Identity & Access Management (IAM)

- Own IAM/IGA, SSO/MFA, PAM, privileged session monitoring; enforce least privilege, JIT access, and high assurance controls for high risk workflows (e.g., EHR admin, OT).

- Conduct periodic access reviews and certs; integrate identity guardrails into Agile CI/CD and change processes.

Data Protection

- Lead data classification, DLP, encryption (at rest/in transit/in use), key management, tokenization, and de identification for research/analytics; partner with Privacy.

- Establish guardrails for data use in cloud/SaaS and with third parties; monitor and remediate data handling risks.

_Cyber Architecture & Engineering_

- Define Zero Trust architecture; secure reference architectures for cloud (IaaS/PaaS/SaaS) and on prem; operate CSPM/CWPP posture management.

- Embed secure SDLC / DevSecOps (threat modeling, SAST/DAST/IAST, SBOM, software supply chain security); provide reusable patterns and hardened baselines.

- Partner with platform teams on secure build pipelines; codify controls as policy as code.

_Platform Security Domains_

- **Endpoint Management:** OS/app hardening baselines, EDR policy, device compliance; integrate with patch/change windows.

- **Firewall:** Network segmentation strategy, rule lifecycle governance, change control; coordinate with MSP network teams.

- **Cloud Security:** Guardrails, identity boundaries, key/cert management, workload posture; integrate with product teams’ Agile delivery.

- **Email Security (Proofpoint):** Advanced threat protection, impersonation/BEC defenses, policy tuning; measure catch/allow rates and false positives.

- **SOC Integration:** Use case roadmap, tuning, detection engineering, purple teaming; multi MSP handoffs tested and measured.

Key Success Factors

- **Education/Credentials:** Bachelor’s in Cybersecurity/CS/IS or related field; Master’s preferred. Executive level security certification(s) (e.g., CISSP, CISM, CISA, CCISO or comparable).

- **Experience:** 15-20 years relevant experience with 10+ years progressive IT/security leadership in large, complex, regulated settings; 5+ years leading enterprise security portfolios. Health system experience preferred.

- **Strategy → Execution:** Demonstrated ability to prioritize highest impact risks and convert strategy into an executable, Agile aligned cascade (daily→annual) with measurable outcomes.

- **MSP Leadership:** Multi provider integration expertise; establishing common standards, OLAs/XLAs, joint playbooks, action oriented governance and commercial levers with VMO/Supply Chain.

- **NIST & Regulatory Mastery:** NIST CSF/800 53, HIPAA/HITECH, 405(d) HICP, HITRUST mappings, PCI (as applicable), FDA/medical device guidance, privacy/security interplay.

- **Architecture & Ops:** Zero Trust, IAM/IGA/PAM/MFA, cloud security, secure SDLC & software supply chain, EDR/XDR/SIEM, exposure mgmt, IR/crisis comms.

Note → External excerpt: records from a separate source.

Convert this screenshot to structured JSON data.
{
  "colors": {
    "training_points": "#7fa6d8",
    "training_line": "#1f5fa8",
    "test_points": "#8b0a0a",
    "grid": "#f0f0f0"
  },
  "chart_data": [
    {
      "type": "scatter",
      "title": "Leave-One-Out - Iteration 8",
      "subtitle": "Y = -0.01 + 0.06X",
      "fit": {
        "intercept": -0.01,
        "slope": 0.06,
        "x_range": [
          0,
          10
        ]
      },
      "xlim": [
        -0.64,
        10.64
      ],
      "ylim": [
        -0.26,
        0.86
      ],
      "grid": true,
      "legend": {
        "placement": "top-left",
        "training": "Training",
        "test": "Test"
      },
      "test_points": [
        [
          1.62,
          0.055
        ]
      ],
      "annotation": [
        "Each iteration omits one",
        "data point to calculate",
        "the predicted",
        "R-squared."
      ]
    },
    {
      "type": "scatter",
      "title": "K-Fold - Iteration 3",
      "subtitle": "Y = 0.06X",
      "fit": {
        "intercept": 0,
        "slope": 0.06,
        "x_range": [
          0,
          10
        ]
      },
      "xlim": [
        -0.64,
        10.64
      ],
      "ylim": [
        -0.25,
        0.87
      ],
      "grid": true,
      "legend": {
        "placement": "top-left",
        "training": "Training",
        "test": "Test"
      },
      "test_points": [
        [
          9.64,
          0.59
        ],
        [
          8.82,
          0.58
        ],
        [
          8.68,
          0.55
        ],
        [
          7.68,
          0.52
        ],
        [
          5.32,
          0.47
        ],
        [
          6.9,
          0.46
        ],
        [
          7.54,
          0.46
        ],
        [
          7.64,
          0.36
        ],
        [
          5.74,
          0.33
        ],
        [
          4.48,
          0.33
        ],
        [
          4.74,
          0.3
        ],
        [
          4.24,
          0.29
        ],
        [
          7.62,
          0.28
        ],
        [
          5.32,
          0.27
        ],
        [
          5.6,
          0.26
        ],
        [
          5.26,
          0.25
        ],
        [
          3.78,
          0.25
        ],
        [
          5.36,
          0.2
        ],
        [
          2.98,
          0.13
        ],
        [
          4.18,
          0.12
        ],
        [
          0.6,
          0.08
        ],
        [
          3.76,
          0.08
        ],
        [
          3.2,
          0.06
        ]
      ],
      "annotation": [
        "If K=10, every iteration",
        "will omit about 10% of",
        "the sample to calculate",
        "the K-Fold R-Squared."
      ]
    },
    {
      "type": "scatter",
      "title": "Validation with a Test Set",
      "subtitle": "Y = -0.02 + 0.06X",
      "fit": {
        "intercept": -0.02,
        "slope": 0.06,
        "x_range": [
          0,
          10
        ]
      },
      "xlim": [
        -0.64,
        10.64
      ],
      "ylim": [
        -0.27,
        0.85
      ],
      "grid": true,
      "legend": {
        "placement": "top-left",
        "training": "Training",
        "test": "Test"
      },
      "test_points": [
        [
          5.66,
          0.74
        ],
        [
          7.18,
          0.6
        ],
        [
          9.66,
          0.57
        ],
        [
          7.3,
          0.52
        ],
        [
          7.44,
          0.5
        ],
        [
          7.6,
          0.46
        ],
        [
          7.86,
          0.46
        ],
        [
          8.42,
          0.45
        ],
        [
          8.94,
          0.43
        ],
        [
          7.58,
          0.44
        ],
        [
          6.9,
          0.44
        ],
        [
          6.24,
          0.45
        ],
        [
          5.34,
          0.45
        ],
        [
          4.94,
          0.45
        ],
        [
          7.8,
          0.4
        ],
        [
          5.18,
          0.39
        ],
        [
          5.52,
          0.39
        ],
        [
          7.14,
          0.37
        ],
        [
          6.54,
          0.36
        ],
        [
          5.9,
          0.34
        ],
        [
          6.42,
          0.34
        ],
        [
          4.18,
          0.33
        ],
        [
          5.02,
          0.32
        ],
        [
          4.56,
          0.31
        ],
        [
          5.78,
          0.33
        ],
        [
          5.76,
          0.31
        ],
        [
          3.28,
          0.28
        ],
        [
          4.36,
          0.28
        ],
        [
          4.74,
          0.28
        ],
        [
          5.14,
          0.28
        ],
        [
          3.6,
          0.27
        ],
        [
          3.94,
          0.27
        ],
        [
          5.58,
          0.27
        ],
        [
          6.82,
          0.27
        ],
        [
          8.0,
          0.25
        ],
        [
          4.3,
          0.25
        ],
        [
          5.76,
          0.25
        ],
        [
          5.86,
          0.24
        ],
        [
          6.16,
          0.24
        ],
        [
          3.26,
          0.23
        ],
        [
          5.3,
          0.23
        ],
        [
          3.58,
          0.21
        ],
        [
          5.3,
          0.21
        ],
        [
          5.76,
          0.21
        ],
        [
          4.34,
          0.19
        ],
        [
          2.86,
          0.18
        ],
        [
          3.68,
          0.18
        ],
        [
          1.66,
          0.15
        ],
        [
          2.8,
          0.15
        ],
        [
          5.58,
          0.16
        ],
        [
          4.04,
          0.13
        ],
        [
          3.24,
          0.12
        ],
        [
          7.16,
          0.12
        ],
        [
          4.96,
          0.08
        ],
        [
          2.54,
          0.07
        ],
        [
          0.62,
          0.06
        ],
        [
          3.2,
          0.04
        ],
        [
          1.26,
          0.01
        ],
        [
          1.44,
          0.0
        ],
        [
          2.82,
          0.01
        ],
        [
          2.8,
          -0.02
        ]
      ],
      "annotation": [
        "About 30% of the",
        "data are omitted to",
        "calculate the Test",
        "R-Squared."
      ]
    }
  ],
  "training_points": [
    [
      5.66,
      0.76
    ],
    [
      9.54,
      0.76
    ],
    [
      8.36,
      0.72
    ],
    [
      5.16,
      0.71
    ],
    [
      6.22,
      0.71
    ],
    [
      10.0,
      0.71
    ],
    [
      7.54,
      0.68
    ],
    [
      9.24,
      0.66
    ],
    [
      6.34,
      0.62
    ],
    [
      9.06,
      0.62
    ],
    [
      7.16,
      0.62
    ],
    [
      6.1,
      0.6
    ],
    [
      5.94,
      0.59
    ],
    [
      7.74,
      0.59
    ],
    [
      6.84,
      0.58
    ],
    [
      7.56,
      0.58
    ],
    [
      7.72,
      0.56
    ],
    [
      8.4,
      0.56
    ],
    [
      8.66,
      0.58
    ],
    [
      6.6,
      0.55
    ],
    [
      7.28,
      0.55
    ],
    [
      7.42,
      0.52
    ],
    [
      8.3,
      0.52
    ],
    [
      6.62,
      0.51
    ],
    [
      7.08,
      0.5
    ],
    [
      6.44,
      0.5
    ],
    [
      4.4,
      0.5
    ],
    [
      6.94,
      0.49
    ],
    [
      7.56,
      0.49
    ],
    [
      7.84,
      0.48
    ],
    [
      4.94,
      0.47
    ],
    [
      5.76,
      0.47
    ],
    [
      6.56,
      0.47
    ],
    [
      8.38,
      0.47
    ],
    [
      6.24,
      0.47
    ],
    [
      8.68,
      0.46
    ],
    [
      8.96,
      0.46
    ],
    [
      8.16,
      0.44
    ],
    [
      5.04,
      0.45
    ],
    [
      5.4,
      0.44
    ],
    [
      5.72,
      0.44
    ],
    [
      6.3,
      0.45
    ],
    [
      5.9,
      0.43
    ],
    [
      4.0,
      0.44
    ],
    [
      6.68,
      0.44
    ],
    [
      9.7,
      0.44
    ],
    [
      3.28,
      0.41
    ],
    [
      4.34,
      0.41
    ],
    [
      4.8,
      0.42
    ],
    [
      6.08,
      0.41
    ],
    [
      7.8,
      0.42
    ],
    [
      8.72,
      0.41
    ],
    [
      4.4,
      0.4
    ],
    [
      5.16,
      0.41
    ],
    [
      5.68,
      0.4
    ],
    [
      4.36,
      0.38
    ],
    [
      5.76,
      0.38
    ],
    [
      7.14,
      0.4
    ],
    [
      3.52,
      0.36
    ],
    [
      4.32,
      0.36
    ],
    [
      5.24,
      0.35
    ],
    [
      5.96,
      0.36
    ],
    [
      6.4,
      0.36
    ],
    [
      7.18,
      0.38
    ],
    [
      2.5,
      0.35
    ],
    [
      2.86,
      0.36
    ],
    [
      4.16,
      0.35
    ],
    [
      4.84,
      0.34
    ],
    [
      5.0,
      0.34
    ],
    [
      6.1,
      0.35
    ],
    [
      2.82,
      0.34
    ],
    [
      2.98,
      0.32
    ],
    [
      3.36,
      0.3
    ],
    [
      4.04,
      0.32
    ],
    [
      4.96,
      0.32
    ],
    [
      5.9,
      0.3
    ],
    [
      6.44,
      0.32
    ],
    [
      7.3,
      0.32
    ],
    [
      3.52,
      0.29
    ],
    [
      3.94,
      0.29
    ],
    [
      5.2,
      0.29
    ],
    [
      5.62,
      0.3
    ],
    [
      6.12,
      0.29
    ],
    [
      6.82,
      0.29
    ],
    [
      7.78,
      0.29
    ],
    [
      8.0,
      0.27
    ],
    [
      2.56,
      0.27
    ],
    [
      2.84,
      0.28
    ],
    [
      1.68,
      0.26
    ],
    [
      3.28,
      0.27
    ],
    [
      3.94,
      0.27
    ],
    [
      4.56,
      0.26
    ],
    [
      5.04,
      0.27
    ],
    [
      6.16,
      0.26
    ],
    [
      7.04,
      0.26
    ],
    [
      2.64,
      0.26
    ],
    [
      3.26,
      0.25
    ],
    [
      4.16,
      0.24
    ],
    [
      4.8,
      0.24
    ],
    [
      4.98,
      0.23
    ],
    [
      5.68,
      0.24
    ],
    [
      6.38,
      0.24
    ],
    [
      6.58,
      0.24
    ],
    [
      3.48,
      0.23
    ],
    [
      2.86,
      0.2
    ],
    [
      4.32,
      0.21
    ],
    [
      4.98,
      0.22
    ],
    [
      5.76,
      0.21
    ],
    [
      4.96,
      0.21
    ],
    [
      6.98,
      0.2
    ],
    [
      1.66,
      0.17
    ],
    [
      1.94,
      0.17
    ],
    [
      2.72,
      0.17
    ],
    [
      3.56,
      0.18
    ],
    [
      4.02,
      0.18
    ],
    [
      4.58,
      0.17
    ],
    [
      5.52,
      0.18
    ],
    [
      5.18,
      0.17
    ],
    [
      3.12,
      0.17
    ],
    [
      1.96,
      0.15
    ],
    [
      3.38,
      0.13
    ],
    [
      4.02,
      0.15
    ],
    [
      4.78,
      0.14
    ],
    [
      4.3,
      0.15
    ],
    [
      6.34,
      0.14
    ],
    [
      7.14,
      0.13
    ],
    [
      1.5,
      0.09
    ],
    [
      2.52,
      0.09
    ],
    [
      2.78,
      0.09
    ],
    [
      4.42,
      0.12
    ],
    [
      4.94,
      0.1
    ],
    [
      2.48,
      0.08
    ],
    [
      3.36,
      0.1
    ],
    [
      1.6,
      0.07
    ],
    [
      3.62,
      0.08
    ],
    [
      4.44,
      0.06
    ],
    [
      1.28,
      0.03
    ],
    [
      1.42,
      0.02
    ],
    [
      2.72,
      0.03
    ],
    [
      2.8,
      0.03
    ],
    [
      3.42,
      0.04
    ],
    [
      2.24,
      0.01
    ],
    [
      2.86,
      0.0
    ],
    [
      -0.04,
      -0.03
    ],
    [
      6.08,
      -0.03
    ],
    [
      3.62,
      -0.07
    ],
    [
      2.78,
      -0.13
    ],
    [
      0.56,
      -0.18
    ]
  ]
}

- **Executive Communication:** Storytelling for Board/executives; operational translation for engineers and clinicians; calm leadership under pressure. Ability to handle sensitive information and collaborate across clinical, administrative, and technical teams.

- **People & Culture:** Team builder and coach; cultivates a learning, high trust, high accountability culture; scales capability via MSPs and internal talent.

Minimum Requirements

- Bachelor’s Degree (Information Security, IT, Computer Science, or related preferred).

- 10 years of experience

As a health care system committed to improving the health of those we serve, we are asking our employees to model the same behaviours that we promote to our patients. As of January 1, 2012, Baylor Scott & White Health no longer hires individuals who use nicotine products. We are an equal opportunity employer committed to ensuring a diverse workforce. All qualified applicants will receive consideration for employment without regard to race, color, religion, sex, national origin, disability status, protected veteran status, or any other characteristic protected by law.